Iluminação e Magia IV - ANA E OS LOBOS

ANA E OS LOBOS

“Ana e os Lobos” (1972) é um marco na história do cinema latino na medida em que revelou, para os brasileiros, um dos mais importantes diretores do cinema espanhol dos últimos tempos; refiro-me ao cineasta Carlos Saura.

A personagem Ana (Geraldine Chaplin, filha de Charles Chaplin e ex-mulher do diretor Carlos Saura) é a governanta que chega à mansão de uma velha e decadente família burguesa espanhola. Ali, ela se envolve com três irmãos: o místico Fernando, que se isola do universo social qual um eremita e, além disso, é predestinado a transes de levitação; José, um colecionador de relíquias do “exército que governa” a mansão com arrogância e prepotência; e Juan, escrevinhador de cartas obscenas, que tenta, a todo custo, seduzir Ana; aliás, cada um dos irmãos, de alguma maneira, pretende possuí-la. Juan deseja o corpo de Ana, Fernando quer cortar os cabelos da governanta, e José pretende dominá-la a exemplo de um soldado.

É preciso ressaltar que o roteiro de “Ana e os Lobos” ficou, por mais de um ano, proibido pela polícia e pela censura da ditadura do general Francisco Franco, que varreu o território espanhol de 1939 a 1975. Uma das maneiras para se conferir o filme é observá-lo como um quadro alegórico da Espanha franquista. Nesse sentido, os personagens-protagonistas, em seu conjunto, representam, alegoricamente, por um lado, as três grandes forças que dominavam a Espanha de Franco: Fernando representa a Igreja Católica; José representa o exército; e Juan representa a sexualidade reprimida. De outra parte, Ana, a vítima inocente, o cordeirinho, representa o próprio povo espanhol sob o jugo da ditadura franquista.

O cineasta Carlos Saura não esconde que detesta os “três lobos”, buscando, sem qualquer piedade, estereotipar cada um dos irmãos. José, por exemplo, foi criado como menina até a primeira comunhão; na idade adulta, adquiri o hábito de travestir-se.

“Ana e os Lobos” é arte cinematográfica e uma lição de como dizer e contestar um estado de coisas indiretamente mediante o emprego da linguagem alegórica; exemplos desse recurso procedente do tropos lingüístico proliferam na poética musical de Chico Buarque de Holanda, cujo elenco de canções de renome (sobretudo entre o final dos anos 60 e durante os anos 70) obtive (pasmem, quanto a esta bela contradição!) grande sucesso durante a vigência das indecorosas censuras instauradas pela ditadura militar no Brasil.

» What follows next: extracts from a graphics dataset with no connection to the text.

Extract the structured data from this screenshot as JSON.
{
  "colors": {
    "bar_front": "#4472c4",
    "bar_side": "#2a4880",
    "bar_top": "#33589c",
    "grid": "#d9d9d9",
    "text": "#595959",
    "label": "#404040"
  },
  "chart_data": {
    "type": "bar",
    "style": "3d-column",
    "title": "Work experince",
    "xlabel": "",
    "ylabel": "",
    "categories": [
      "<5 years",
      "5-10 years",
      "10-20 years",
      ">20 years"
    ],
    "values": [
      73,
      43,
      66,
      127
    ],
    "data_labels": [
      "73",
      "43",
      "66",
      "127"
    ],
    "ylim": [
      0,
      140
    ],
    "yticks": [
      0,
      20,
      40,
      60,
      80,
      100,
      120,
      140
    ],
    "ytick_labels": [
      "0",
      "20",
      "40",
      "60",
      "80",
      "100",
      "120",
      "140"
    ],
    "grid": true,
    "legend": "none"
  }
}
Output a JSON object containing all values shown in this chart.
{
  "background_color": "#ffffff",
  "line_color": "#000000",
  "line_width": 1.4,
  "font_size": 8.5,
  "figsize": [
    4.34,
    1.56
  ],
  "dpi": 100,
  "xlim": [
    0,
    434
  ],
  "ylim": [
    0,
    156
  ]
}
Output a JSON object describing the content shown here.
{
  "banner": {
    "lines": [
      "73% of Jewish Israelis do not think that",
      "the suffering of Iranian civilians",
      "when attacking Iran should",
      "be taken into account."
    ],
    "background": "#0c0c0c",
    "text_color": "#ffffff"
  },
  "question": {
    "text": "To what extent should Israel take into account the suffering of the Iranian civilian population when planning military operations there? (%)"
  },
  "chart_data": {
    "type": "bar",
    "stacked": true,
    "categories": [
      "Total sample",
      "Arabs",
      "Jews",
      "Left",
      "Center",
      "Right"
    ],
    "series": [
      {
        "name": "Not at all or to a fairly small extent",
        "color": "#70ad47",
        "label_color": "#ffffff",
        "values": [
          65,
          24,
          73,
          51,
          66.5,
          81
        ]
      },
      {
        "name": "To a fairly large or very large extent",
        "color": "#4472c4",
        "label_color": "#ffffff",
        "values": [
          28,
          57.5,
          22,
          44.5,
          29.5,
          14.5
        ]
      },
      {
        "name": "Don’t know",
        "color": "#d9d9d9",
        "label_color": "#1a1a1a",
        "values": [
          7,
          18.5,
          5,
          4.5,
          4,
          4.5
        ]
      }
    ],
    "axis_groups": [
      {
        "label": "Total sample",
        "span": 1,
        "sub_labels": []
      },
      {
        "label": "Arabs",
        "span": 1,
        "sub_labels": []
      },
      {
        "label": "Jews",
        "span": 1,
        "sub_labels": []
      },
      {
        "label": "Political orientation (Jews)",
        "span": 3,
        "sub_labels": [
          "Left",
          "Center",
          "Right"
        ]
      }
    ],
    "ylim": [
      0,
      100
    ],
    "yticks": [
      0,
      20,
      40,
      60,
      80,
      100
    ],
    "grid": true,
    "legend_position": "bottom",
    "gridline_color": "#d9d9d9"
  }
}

Por fim, como já afirmaram, “Ana e os Lobos” é um filme que impressiona, comove e sensibiliza. É preciso conferi-lo! Sobretudo, nós, brasileiros, que precisamos reavivar a memória daquilo que aconteceu, num passado recente, em nosso país: dos brasileiros que sofreram muitas coisas por nós, dos nossos irmãos que participaram do sofrimento das torturas, dos choques elétricos ou amarrados em “pau-de-arara”... de todos os inocentes que, por nós, morreram nas prisões de um Brasil-Estado Autoritário, de uma Nação Demente, de um Brasil-Casa-dos-Horrores do DOPS, de um Estado Assassino, de uma Nação-Latrina regida pela podridão do autoritarismo, de um “Brasil Nunca Mais!”!

“Ana e os Lobos” é uma produção espanhola presenteada com a participação de atores e atrizes espanhóis, tais como, Fernando Fernan Gómez, José Vivo, José Maria Prada, Rafaela Aparício, além d’outros.